A small Aina Haina institution soon will hit the big time as Uncle Clay’s House of Pure Aloha expands to Ala Moana Center.
Uncle Clay’s gets raves for its shave ice with syrups made in-house using as many local ingredients as possible, including luxurious ice cream from Waimea, on Hawaii island.
Those same refreshing treats and an expanded menu of offerings, some a secret for now, will be available at The Lanai @ Ala Moana as early as November when the shave-ice shop opens as a stand-alone kiosk.
“Pretty much from the first year on, people have been asking us when we were going to grow outside Aina Haina,” said Bronson Chang, nephew and partner of the business’ namesake, Clay Chang.
Clay purchased the space, a longtime crack-seed shop, in 1996. Bronson, a University of Southern California graduate with a business degree, joined the business and the shop switched from seeds to shave ice in 2011.
But before they could grow, the two needed to be certain of the shop’s sustainability. Then came the invitation to become a tenant at Ala Moana Center.
“I’m extremely humbled, and extremely, extremely grateful,” Clay said. He had previously entertained such a thought, but confessed that he is a “huge dreamer.”
“We really saw this as an opportunity to bring that same Pure Aloha vision and intention to this world stage,” Bronson said.
The kitchen will be twice as big as in Aina Haina, “big enough to serve the 1,000-plus people a day who may be enjoying our treats,” Bronson said. In the recent summer heat, the flagship store has been serving about 400 customers a day.
However, the mission of Uncle Clay’s is not all about bowl counts and making money.
“At this location we’ll be debuting a really fun, creative giving platform called Pure Aloha Coins,” Bronson said. Uncle Clay’s will partner with nonprofits to raise awareness about what they are doing, Bronson said, “but also to rally support financially from the community, via the company.”
Customers will receive the branded coins by purchasing certain items, then will be able to drop them down a ramp incorporated into the kiosk’s design. The company will redeem the coins for cash for the nonprofits. “Truly great things can only happen with the hands and hearts of many coming together,” Bronson said.
The shop is working with its ice cream purveyor, Big Island-based Tropical Dreams, to bring additional flavors of super-premium ice cream to the Ala Moana location. The kiosk’s “dip case” will be three or more times larger than the original.
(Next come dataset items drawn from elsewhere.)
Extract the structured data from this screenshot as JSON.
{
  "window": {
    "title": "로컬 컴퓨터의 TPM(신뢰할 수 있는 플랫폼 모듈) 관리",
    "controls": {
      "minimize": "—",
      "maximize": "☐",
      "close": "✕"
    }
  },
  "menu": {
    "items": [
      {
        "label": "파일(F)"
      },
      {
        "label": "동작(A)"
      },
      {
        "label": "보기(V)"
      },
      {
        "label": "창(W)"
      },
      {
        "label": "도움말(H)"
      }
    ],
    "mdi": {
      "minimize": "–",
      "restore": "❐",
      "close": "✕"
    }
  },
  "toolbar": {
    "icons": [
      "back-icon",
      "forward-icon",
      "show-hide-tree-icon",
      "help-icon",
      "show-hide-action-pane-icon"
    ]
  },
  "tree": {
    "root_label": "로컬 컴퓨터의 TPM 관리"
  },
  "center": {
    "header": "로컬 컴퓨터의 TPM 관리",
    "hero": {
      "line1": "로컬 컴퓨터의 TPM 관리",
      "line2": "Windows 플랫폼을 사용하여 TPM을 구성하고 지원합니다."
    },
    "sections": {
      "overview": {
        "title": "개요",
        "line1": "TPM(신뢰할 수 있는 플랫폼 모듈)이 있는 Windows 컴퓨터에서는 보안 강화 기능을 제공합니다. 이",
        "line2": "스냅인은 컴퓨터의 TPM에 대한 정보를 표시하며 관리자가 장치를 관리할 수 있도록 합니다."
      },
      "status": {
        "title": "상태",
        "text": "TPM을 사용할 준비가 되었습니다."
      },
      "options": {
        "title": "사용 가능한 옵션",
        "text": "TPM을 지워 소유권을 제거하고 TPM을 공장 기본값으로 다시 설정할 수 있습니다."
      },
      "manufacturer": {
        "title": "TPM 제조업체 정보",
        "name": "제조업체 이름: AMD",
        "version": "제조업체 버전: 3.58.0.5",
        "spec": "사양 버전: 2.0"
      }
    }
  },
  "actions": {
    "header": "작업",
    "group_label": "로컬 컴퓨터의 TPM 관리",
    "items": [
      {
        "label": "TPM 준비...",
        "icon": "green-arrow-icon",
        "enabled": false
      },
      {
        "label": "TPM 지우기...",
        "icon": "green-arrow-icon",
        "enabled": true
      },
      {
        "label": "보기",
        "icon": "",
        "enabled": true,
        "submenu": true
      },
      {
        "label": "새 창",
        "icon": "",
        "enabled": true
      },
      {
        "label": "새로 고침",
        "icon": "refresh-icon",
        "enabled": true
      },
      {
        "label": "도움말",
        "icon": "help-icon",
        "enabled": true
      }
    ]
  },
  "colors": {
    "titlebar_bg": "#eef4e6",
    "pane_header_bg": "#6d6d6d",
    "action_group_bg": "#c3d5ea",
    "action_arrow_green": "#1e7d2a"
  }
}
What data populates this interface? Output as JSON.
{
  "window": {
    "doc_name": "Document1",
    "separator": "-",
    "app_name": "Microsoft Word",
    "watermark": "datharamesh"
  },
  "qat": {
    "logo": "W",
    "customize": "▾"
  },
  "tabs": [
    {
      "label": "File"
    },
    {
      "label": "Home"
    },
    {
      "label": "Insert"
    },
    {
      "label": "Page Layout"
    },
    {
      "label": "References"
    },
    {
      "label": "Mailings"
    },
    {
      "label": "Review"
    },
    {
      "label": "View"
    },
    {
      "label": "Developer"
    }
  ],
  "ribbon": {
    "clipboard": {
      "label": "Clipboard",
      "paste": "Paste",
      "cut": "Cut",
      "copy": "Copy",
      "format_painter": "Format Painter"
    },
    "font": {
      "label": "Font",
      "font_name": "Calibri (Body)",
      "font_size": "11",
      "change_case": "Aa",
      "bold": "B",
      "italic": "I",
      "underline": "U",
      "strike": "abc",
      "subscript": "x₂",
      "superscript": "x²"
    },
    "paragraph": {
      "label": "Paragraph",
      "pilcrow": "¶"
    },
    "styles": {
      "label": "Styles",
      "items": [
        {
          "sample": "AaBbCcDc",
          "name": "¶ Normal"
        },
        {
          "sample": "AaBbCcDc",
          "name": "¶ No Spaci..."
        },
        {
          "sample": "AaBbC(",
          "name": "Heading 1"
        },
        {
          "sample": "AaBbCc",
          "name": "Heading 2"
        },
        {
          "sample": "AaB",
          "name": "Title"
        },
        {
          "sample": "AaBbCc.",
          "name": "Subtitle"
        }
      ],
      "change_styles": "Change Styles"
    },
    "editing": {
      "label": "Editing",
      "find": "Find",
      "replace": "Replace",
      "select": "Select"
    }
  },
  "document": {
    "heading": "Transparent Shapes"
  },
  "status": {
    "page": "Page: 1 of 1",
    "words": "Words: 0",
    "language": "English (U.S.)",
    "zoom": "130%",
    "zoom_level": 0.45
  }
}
“We’re working together to create some new, custom Uncle Clay’s flavors that will be exclusive to the company,” Bronson said. An ulu ice cream is being developed by Touch a Heart Hawaii, a nonprofit that provides job training and other services for the homeless. Sales of the breadfruit flavor will go to Touch a Heart.
“It’s all Bronson,” Clay says of the progress his crack-seed-shop-turned-shave-ice-destination has made. “I have all the fun, I get to love on everybody, make sure they’re part of the ohana.”
Clay Chang is a hugger and a talker who embodies the aloha spirit. Not the fake kind thrown at tourists along with a faux kukui nut lei made in a foreign factory, but in the looking-in-your-eyes-while-gently-uplifting-your-spirit-with-aloha kind of way.
“My kupunas always taught that, when you have something so valuable, so valuable that you can’t put a dollar value on it, it would be not pono to hoard, or keep it to yourself,” Clay said.
He makes it his mission to share aloha “the best I can, the purest I can, from the heart.”